Best part of the WPLM broadcasts were forgetting to reset the radio after a night game and waking up to the beautiful sounds of Well W W E L. Thanks Arnie.
Second best part was when they gave the continuity person a credit in every game. They can't do that on WEEI because they have, flat-out, the worst traffic and continuity operation in major market broadcasting. It's probably their systems more than their people, but the number of outdated spots that run on that station is staggering.
Here's an idea: Put spots on carts and label them with a kill date.

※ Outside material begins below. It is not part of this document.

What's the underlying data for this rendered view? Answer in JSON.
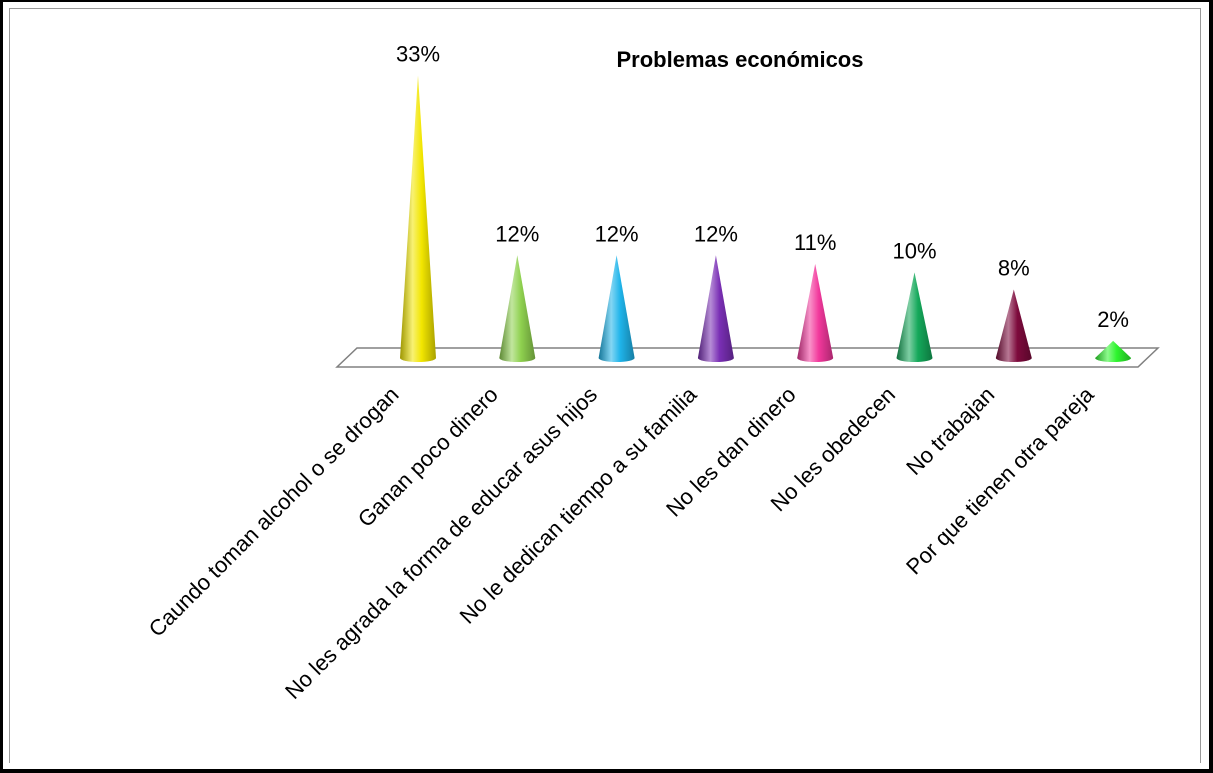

How about George Scott, Reggie Smith, and of course Pumpsie Green? Or are you only counting acquisitions, as opposed to coming up as rookies?thirdendorsed said:Sox acquired eight established American Black players during Yawkey's lifetime. Willie Tasby in 60, George Smith for Monbo in 65, Elston Howard in 67, Floyd Robinson in 68, JarvisTatum as a throw-in in the Tony C. deal 70, Tommy Harper after 71 season, Fergie Jenkins, 1975 and Bobby Darwin 1976. Only Smith, Harper, Howard and Jenkins were regulars.
ArtSpooner said:How about George Scott, Reggie Smith, and of course Pumpsie Green? Or are you only counting acquisitions, as opposed to coming up as rookies?